更新日:2022/08/10 公開日:2019/02/08 view数:16,659

脳梗塞とは?

脳梗塞(のうこうそく)は動脈の血管が硬くなる「動脈硬化」によって引きおこされる病気です。
血管が硬くなると内側は壊れやすくなり、おかゆのように柔らかいコレステロールの塊がこびりついている状態(粥腫:じゅくしゅ)になります。
動脈硬化によって脳の血管が詰まったり細くなったりすることで、十分な酸素や栄養が脳に行き届かなくなります。

脳梗塞の種類は3タイプ

脳梗塞には血管の太さや血栓の詰まり方によって、下記のような3タイプに分類されます。

1.ラクナ梗塞

高血圧症を主な原因として脳にある細い血管に動脈硬化がおこり、詰まってしまうのがラクナ梗塞です。脳の中心近くにできやすく、水たまりのように小さくくぼんでおり日本人に多いタイプの脳梗塞です。

2.アテローム血栓性脳梗塞

動脈硬化によって狭くなってしまった脳の太い血管が、血栓によって詰まってしまうのがアテローム血栓性脳梗塞です。糖尿病脂質異常症などの生活習慣病が主な原因で、食生活の欧米化(高カロリーや高コレステロール)によって近年増加傾向にある脳梗塞のタイプです。

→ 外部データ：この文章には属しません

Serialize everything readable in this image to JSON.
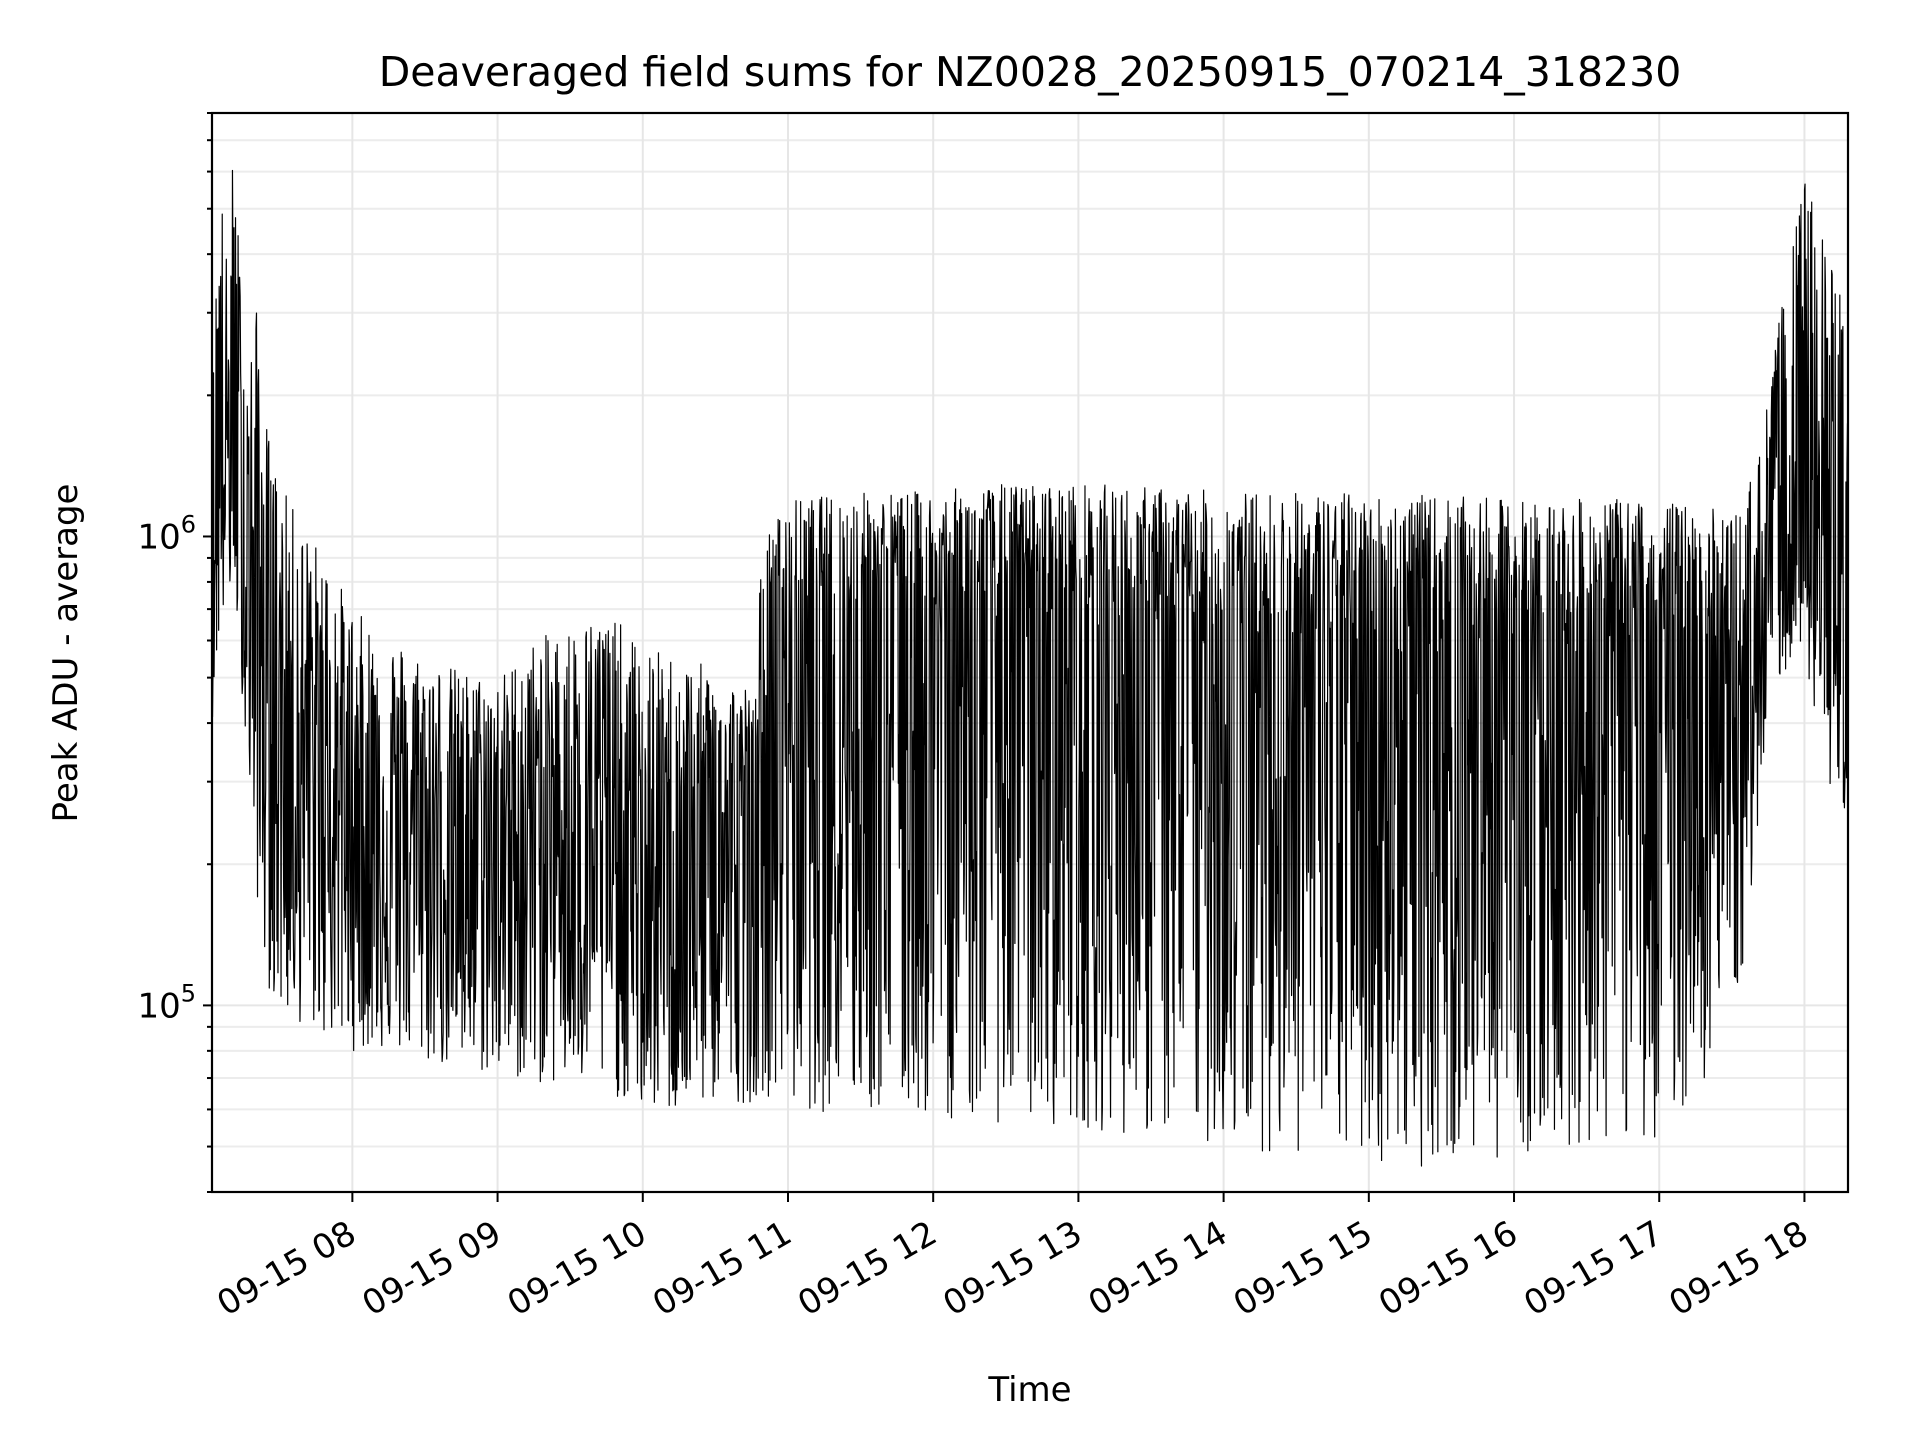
{
  "chart_data": {
    "type": "line",
    "title": "Deaveraged field sums for NZ0028_20250915_070214_318230",
    "xlabel": "Time",
    "ylabel": "Peak ADU - average",
    "x_scale": "time",
    "y_scale": "log",
    "xlim": [
      "2025-09-15 07:02",
      "2025-09-15 18:18"
    ],
    "ylim": [
      40000,
      8000000
    ],
    "x_ticks": [
      {
        "t": "2025-09-15 08:00",
        "label": "09-15 08"
      },
      {
        "t": "2025-09-15 09:00",
        "label": "09-15 09"
      },
      {
        "t": "2025-09-15 10:00",
        "label": "09-15 10"
      },
      {
        "t": "2025-09-15 11:00",
        "label": "09-15 11"
      },
      {
        "t": "2025-09-15 12:00",
        "label": "09-15 12"
      },
      {
        "t": "2025-09-15 13:00",
        "label": "09-15 13"
      },
      {
        "t": "2025-09-15 14:00",
        "label": "09-15 14"
      },
      {
        "t": "2025-09-15 15:00",
        "label": "09-15 15"
      },
      {
        "t": "2025-09-15 16:00",
        "label": "09-15 16"
      },
      {
        "t": "2025-09-15 17:00",
        "label": "09-15 17"
      },
      {
        "t": "2025-09-15 18:00",
        "label": "09-15 18"
      }
    ],
    "y_ticks": [
      {
        "value": 100000,
        "base": "10",
        "exp": "5"
      },
      {
        "value": 1000000,
        "base": "10",
        "exp": "6"
      }
    ],
    "grid": true,
    "series": [
      {
        "x": [
          "2025-09-15 07:02",
          "2025-09-15 07:05",
          "2025-09-15 07:08",
          "2025-09-15 07:11",
          "2025-09-15 07:14",
          "2025-09-15 07:17",
          "2025-09-15 07:20",
          "2025-09-15 07:25",
          "2025-09-15 07:30",
          "2025-09-15 07:40",
          "2025-09-15 07:50",
          "2025-09-15 08:00",
          "2025-09-15 08:15",
          "2025-09-15 08:30",
          "2025-09-15 08:45",
          "2025-09-15 09:00",
          "2025-09-15 09:15",
          "2025-09-15 09:30",
          "2025-09-15 09:45",
          "2025-09-15 10:00",
          "2025-09-15 10:15",
          "2025-09-15 10:30",
          "2025-09-15 10:45",
          "2025-09-15 10:50",
          "2025-09-15 11:00",
          "2025-09-15 11:30",
          "2025-09-15 12:00",
          "2025-09-15 12:30",
          "2025-09-15 13:00",
          "2025-09-15 13:30",
          "2025-09-15 14:00",
          "2025-09-15 14:30",
          "2025-09-15 15:00",
          "2025-09-15 15:30",
          "2025-09-15 16:00",
          "2025-09-15 16:30",
          "2025-09-15 17:00",
          "2025-09-15 17:20",
          "2025-09-15 17:35",
          "2025-09-15 17:45",
          "2025-09-15 17:50",
          "2025-09-15 18:00",
          "2025-09-15 18:05",
          "2025-09-15 18:10",
          "2025-09-15 18:18"
        ],
        "envelope_high": [
          1800000,
          6800000,
          4000000,
          7000000,
          3500000,
          2200000,
          3200000,
          1700000,
          1300000,
          1050000,
          900000,
          700000,
          620000,
          560000,
          520000,
          500000,
          600000,
          650000,
          700000,
          580000,
          560000,
          520000,
          480000,
          1000000,
          1200000,
          1250000,
          1250000,
          1300000,
          1300000,
          1280000,
          1250000,
          1250000,
          1240000,
          1220000,
          1200000,
          1200000,
          1200000,
          1150000,
          1150000,
          2000000,
          3000000,
          5800000,
          5000000,
          4200000,
          3000000
        ],
        "envelope_mid": [
          1000000,
          1500000,
          1500000,
          1500000,
          1200000,
          900000,
          700000,
          500000,
          420000,
          350000,
          300000,
          260000,
          240000,
          230000,
          220000,
          230000,
          250000,
          260000,
          240000,
          160000,
          200000,
          220000,
          220000,
          350000,
          550000,
          600000,
          650000,
          650000,
          650000,
          600000,
          580000,
          570000,
          560000,
          560000,
          560000,
          560000,
          560000,
          540000,
          400000,
          900000,
          1100000,
          1000000,
          750000,
          700000,
          650000
        ],
        "envelope_low": [
          400000,
          600000,
          700000,
          800000,
          500000,
          300000,
          180000,
          110000,
          95000,
          90000,
          85000,
          80000,
          80000,
          75000,
          72000,
          70000,
          68000,
          66000,
          65000,
          60000,
          58000,
          62000,
          62000,
          65000,
          60000,
          58000,
          57000,
          56000,
          55000,
          52000,
          50000,
          48000,
          46000,
          45000,
          48000,
          50000,
          52000,
          70000,
          120000,
          400000,
          500000,
          600000,
          350000,
          300000,
          250000
        ]
      }
    ]
  }
}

3.心原性脳塞栓症(しんげんせいのうそくせんしょう)

心臓にできた血栓が脳に流れ、太い血管を塞いでしまうのが心原性脳塞栓症です。急性心筋梗塞や不整脈の一種であり、心臓が異常な動きをする心房細動(しんぼうさいどう)が原因です。突然血管が詰まってしまうため、いきなり症状があらわれます。
脳の太い血管を詰まらせるため、重い症状や後遺症が出てしまう可能性が高いタイプの脳梗塞です。

脳出血やくも膜下出血との違い

1.脳出血

脳梗塞は運動や言語を司る脳の領域に血液がいかなくなり、壊死することで障害が出る病気です。
一方、脳出血は脳の中にある細かい血管が破れて出血することで、脳が壊れて症状があらわれる病気です。脳梗塞と脳出血はいずれも脳の中でおこる病気です。

2.くも膜下出血

くも膜下出血は脳の表面にある血管に動脈瘤(こぶ)ができ、破れて表面に出血する病気です。
流れ出た血液は脳表面のくも膜下に溜まり、出血量に応じて脳が圧迫されていくため脳が壊されていきます。

脳卒中というカテゴリ

脳梗塞、脳出血、くも膜下出血は脳の血管に障害がおこる「脳卒中」というカテゴリに属し、血管が詰まる脳梗塞と血管が破れる脳出血・くも膜下出血に分けられます。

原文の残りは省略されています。